Discipline comes from commitment. Retired Navy Seal Officer, Jocko Willink, wrote a book called Discipline Equals Freedom. Jocko says,
"Discipline means taking the hard road - and it will put you on the path to strength and health and intelligence and happiness. And most important, discipline will put you on the path to Freedom."
But discipline is hard to maintain during active drug addiction and my exercise routine eventually took the backseat. As I substituted drugs for weights, my love for physical fitness faded until it disappeared completely. No more putting out the clothes; no more nutritious lifestyle; no more relaxing shower; the fulfilling things that were a major part of my day were gone. But they weren’t forgotten.
Gratefully, I got clean three years ago and, with new clarity, the desire to exercise returned. Like riding a bike, I fell back into the committed routine which had brought discipline years before.
I built my new routine on the foundation of my college routine. I wake up at 4am every weekday to make sure I’m at the gym right when it opens at 5am. I get everything ready the night before to make it easy as possible in the early morning. I pack my clothes for the next day in a gym bag that I put in my car – this makes sure I actually get in the car. Since I’m already in the car, it’s an easy drive to the gym.
Some days are harder than others; no one is immune from that, but every day that goes by makes it easier. The most important thing is showing up. Last year, I had tendinitis in my elbow and was limited in what I could do as far as exercise. I did what I could as far as exercise but at the very least made sure to get to the gym. It’s a non-negotiable agreement that I have with myself. Building discipline takes work.
Recipe for Discipline
Discipline can be uncomfortable and inconvenient, but with discipline we can achieve our goals. Whether it’s working out, learning how to cook, or building a bookcase, there is a universal approach to discipline. Here are some things that help me stay on track:
- Set and define your goal: “Getting healthy” isn’t a goal. A better way to get toward a healthier life is to set nutritional, mental health, and activity goals. One goal could be to stay below 20 grams of sugar every day. Another could be to walk five miles per week. By giving a concrete measurement to goals, they are easier to track and easier to achieve.
- Get an accountability partner:One thing that helps me get out of bed on the really hard days are my friends that workout with me. Whether it’s someone who is trying to reach the same goal or someone who is helping you track your progress, an accountability partner is a great motivator.
- Focus on one goal at a time: It’s easy to get carried away and want to make changes to all aspects of life but this can lead to stress, burnout, and falling back into old ways. Be sure to steadily meet one goal before moving on to another.
- Set a scheduled time every day to work on the goal: Nothing builds routine like repetition.

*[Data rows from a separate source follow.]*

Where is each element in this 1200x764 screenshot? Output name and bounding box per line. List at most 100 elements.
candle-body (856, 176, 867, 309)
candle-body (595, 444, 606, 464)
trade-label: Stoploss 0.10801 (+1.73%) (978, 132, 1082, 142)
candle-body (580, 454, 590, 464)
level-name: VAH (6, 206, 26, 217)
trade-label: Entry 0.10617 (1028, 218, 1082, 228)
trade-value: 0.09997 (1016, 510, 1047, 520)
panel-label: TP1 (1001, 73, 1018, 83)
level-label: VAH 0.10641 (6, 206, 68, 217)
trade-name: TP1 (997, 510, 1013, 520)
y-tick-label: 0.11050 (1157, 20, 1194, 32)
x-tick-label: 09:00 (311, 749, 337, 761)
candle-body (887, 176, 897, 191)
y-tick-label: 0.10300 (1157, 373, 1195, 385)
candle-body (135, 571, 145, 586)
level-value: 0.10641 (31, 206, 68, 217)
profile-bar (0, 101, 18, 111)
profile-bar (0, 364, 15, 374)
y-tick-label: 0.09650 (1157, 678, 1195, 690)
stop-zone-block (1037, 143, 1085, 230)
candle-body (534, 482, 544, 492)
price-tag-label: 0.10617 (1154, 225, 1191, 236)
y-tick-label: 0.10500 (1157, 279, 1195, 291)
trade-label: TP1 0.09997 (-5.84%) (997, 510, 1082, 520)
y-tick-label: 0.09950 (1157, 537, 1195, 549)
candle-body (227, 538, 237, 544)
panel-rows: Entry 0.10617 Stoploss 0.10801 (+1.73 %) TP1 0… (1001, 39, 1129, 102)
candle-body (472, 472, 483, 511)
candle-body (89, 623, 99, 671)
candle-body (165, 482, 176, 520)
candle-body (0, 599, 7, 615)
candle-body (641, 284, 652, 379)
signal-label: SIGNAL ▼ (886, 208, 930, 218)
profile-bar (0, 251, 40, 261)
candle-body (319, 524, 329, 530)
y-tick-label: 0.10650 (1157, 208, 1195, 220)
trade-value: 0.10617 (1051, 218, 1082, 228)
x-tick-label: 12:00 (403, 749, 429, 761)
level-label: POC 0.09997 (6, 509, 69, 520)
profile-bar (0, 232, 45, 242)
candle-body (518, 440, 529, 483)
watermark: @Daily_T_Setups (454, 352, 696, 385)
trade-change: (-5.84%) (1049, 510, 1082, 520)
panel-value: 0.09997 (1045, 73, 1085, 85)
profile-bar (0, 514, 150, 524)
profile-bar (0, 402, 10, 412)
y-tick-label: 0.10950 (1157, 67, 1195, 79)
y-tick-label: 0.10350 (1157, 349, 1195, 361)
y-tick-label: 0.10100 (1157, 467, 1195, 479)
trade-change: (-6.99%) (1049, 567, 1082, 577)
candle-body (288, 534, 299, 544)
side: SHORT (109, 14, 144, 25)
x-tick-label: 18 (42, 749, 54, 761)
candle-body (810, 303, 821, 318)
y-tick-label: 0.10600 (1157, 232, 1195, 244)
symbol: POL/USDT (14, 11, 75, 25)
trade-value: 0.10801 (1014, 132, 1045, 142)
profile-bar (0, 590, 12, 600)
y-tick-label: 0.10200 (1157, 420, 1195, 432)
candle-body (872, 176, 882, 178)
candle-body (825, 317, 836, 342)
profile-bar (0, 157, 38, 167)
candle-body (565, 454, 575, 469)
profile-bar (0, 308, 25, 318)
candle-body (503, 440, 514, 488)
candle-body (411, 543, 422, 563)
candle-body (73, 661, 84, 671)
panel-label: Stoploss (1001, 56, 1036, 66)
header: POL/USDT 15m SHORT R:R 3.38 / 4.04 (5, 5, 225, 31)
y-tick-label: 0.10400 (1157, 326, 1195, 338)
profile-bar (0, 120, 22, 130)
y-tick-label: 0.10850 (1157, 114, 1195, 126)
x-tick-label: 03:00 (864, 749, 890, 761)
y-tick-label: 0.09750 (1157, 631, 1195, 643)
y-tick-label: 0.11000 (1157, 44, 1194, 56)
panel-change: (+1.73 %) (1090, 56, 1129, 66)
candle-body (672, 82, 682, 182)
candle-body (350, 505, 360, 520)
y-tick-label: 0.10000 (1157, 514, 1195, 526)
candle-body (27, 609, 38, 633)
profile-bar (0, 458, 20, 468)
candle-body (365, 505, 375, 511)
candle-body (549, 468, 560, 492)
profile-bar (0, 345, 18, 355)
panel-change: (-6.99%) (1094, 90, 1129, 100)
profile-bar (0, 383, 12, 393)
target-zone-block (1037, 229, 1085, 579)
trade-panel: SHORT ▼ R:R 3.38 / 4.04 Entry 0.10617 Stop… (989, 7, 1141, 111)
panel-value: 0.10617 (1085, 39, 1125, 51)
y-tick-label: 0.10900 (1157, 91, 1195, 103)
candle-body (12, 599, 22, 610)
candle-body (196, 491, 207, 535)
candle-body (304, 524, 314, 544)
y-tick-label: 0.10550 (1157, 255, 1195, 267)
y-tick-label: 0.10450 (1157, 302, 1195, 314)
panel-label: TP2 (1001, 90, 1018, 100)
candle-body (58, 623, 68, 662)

Setting aside a certain time of day (for some things this might be several times/day) to work on the goal helps minimize the excuses or interruptions that might pop up. If you’ve set the time aside, you should be available!
- Tell yourself that your scheduled time is non-negotiable: Don’t let it be an option. It’s easy to look at our new routines and think of them as just a “bonus” to our lives. To build a discipline, it’s important to regard our time as essential.
Things don’t happen overnight, but I look at every day as its own success. As those days accumulate, our disciplines grow, and we move closer to the goal we have set.